How should I -- or need I? -- respond to mail invitations which most obviously are not intended for me, or what should I do once having opened my mail and finding this to be the case? What about those invitations where it is difficult to discern if I am truly the intended party or if it is the senator? Must I R.S.V.P. to these and/or correct the issuing party? This can take quite a good deal of time, but I would like your opinion.
GENTLE READER: The way to tell if invitations are intended for you is to look at the name of the hosts. Do you know them?
If you can think of no connection, the invitation is probably not for you. Only fund-raisers and teenagers whose parents are out of town go around inviting people they don't know.
No, wait. Miss Manners forgot about the people who invite strangers who they think will be useful to them. The senator probably gets lots of those, and may also find the hosts useful. You could explain the situation to his office, and promise that if they will send you self-addressed envelopes, you will forward his mail, with the ones you have opened marked "Opened by mistake."

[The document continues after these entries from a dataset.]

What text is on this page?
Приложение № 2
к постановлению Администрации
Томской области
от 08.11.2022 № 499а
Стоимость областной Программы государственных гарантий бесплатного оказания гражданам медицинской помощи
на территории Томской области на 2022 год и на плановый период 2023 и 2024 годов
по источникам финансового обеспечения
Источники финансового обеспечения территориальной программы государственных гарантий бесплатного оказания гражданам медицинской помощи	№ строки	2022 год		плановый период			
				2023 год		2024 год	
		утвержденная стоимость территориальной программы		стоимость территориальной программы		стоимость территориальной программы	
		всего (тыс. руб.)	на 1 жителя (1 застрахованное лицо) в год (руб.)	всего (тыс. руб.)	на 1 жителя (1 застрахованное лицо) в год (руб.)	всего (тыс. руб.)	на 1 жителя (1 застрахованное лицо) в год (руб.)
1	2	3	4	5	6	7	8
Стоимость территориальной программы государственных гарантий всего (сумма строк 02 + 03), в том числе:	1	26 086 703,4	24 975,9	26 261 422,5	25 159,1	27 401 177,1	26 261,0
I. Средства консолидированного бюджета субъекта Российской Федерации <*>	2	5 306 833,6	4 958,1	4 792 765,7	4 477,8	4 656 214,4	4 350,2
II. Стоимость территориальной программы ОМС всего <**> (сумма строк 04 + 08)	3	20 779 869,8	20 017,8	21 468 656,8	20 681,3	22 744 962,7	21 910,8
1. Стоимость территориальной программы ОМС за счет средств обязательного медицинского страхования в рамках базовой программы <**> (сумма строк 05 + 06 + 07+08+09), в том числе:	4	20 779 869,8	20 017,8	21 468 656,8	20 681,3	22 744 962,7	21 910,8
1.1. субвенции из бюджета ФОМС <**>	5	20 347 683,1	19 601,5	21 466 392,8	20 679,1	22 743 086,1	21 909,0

DEAR MISS MANNERS: Recently my boyfriend ended our two-year relationship, which was still long-distance. He has a number of my things, including borrowed clothing and outdoor gear. Usually I'd cut my losses and forget about it, but there are a number of items that were pretty expensive, including a Patagonia fleece ($150), a compass ($80) and some photographs of me that I'd like to keep.
I've asked for this stuff back over the phone, and he has said he will get to it. It's been almost a month now, and I'd like to just get my stuff back soon so I don't have to drag anything out.
I've wondered if it would be terrible to gather up some items he gave me, including a few photos, and package them up for him along with a letter asking him to do the same. I don't want to seem petty and bitter (I am peeved at this man), and I don't really want to call him.
What's the rule on this type of thing? If it's a gift he can keep it, but some of this stuff was not given to him. Additionally, is it rude to return gifts after a breakup?
GENTLE READER: No. Although it is not necessary, except in the case of engagement rings, returning presents and memorabilia is a polite way to indicate that you are peeved. As Miss Manners understands it, you are -- surely the next step after your request was ignored.
It would be even better if you could arrange to have your package delivered by a local friend who is collecting your things for you. Sadly, people are often more reluctant to have strangers see them behaving badly than those whom they once loved.